Luminescent diagnostics carried out in a special darkened room reveals red-yellow or dark brown fluorescence of spots. Microscopic examination of scraping with pityriasis makes it possible to detect elements of the fungus in the scales of the epidermis.
Differentiate pityriasis from pink on the basis of the clinical picture. Pityriasis rosea is characterized by an oblong and diamond-shaped lesion foci, localization of spots along the skin tension lines. Foci of pseudoleucoderma remaining after the pityriasis is resolved differentiate from vitiligo, secondary hypopigmentation, leprosy.
It is also necessary to distinguish pityriasis from syphilitic roseola, and areas of pseudoleucoderm from syphilitic leukoderm. Syphilitic roseola does not peel off, has a pink color, disappears when pressed. Syphilitic leukoderma resembles a lace mesh in its appearance, and not drain spots of reduced pigmentation. To differentiate pityriasis from syphilitic manifestations, the patient may be prescribed the following tests: scraping microscopy for pale treponema, PCR diagnosis of syphilis or RPR test.

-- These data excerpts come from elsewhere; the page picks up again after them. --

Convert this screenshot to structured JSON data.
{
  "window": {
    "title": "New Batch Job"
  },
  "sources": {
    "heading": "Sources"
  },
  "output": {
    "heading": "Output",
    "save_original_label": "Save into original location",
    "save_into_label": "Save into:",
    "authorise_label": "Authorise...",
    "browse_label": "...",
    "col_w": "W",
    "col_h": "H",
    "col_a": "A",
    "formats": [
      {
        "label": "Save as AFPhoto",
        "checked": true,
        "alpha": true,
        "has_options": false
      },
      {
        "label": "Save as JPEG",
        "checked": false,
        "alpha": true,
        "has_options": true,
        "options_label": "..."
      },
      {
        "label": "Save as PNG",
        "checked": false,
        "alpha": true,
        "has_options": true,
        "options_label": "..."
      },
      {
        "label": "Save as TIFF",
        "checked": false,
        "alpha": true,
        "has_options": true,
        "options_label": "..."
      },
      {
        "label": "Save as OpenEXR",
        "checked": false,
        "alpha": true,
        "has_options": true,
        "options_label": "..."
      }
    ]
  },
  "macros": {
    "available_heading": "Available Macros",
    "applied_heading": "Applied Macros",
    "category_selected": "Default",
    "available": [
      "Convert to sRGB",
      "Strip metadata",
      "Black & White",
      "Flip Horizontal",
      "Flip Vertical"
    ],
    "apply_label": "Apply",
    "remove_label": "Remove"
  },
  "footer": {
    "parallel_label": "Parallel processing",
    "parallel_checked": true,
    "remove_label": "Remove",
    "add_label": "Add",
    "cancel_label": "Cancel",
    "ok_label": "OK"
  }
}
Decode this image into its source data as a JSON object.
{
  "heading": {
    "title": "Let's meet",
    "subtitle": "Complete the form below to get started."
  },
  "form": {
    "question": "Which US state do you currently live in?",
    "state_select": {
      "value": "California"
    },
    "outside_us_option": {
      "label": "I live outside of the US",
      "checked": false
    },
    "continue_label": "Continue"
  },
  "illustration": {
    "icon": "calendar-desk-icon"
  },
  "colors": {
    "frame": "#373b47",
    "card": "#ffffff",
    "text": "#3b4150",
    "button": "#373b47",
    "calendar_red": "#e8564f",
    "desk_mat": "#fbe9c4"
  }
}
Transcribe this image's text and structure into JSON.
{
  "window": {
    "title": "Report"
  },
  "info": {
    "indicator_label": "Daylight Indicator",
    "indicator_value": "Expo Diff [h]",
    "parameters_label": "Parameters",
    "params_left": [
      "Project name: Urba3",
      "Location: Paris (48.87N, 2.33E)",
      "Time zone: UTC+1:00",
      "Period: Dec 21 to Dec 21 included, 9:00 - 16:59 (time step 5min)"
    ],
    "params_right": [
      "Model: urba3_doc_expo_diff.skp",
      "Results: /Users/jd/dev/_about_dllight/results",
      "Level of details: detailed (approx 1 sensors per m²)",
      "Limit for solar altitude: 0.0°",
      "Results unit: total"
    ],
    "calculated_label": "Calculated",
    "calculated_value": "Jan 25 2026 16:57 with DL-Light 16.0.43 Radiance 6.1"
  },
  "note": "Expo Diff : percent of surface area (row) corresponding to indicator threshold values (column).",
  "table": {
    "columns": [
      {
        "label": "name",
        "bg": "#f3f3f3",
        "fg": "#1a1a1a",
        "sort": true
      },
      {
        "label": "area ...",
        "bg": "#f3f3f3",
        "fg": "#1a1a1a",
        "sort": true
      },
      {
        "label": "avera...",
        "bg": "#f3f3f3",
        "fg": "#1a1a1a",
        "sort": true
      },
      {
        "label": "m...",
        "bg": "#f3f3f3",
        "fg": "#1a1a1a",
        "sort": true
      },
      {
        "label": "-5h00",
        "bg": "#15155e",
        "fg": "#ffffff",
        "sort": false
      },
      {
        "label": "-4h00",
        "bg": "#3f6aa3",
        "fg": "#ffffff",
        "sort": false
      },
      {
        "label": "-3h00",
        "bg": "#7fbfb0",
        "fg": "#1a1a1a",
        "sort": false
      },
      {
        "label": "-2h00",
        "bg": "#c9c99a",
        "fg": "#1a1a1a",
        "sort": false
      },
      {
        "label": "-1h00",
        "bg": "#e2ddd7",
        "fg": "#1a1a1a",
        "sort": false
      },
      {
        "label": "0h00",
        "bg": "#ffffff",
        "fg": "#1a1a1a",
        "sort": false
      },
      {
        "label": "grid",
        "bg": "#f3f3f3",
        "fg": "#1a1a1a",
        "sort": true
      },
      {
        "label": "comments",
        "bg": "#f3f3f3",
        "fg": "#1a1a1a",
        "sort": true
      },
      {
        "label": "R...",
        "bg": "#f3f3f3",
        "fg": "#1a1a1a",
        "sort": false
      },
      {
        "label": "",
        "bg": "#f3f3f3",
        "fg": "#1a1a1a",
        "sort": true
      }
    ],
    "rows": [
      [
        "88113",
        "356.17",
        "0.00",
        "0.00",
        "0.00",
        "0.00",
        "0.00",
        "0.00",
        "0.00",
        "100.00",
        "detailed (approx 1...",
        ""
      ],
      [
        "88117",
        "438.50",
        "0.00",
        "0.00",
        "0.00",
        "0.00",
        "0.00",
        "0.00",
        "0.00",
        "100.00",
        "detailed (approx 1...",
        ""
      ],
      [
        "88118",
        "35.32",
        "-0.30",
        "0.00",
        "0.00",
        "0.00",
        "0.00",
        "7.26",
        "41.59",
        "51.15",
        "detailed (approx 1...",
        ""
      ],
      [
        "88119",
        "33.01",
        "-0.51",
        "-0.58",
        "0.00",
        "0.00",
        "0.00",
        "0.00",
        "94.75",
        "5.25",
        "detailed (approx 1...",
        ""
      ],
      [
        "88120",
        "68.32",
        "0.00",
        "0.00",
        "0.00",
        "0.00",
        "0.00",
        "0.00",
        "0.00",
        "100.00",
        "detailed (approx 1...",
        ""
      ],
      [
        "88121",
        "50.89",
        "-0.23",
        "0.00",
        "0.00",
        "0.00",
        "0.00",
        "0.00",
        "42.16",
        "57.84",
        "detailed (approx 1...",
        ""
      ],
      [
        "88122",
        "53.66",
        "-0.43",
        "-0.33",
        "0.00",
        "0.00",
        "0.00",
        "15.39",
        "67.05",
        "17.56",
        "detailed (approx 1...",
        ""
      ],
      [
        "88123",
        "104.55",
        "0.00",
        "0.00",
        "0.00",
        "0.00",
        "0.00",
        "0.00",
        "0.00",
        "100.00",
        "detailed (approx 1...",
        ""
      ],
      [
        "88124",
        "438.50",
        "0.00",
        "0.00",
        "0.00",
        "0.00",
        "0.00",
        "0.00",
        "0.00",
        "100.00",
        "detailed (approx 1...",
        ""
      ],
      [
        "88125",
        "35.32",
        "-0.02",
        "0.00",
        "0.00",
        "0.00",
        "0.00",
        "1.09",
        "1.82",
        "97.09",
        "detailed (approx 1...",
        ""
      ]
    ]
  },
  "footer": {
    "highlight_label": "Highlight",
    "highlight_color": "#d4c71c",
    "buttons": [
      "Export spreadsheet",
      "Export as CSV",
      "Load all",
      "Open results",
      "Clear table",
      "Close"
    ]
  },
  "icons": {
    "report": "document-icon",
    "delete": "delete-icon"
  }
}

Treatment is carried out on an outpatient basis until the complete disappearance of the manifestations of pityriasis. Apply local antifungal agents: 5% salicylic ointment, 3-5% salicylic alcohol, 5-10% sulfur ointment, 3-5% resorcinol alcohol, terbinafine, bifonazole, clotrimazole, cycloperox, terbinafine, naphthyphine, etc. Common pityriasis or its recurrent course is an indication for general antifungal treatment. It is carried out by ingestion of antifungal drugs such as itraconazole, ketoconazole.
Prevention of recurrent pityriasis includes a repeated course of antifungal treatment, regular water procedures and hyperhidrosis therapy. To prevent infection of the patient’s relatives, disinfection of the patient’s clothes and underwear is carried out. People who are in constant contact with the patient are examined using a fluorescent lamp.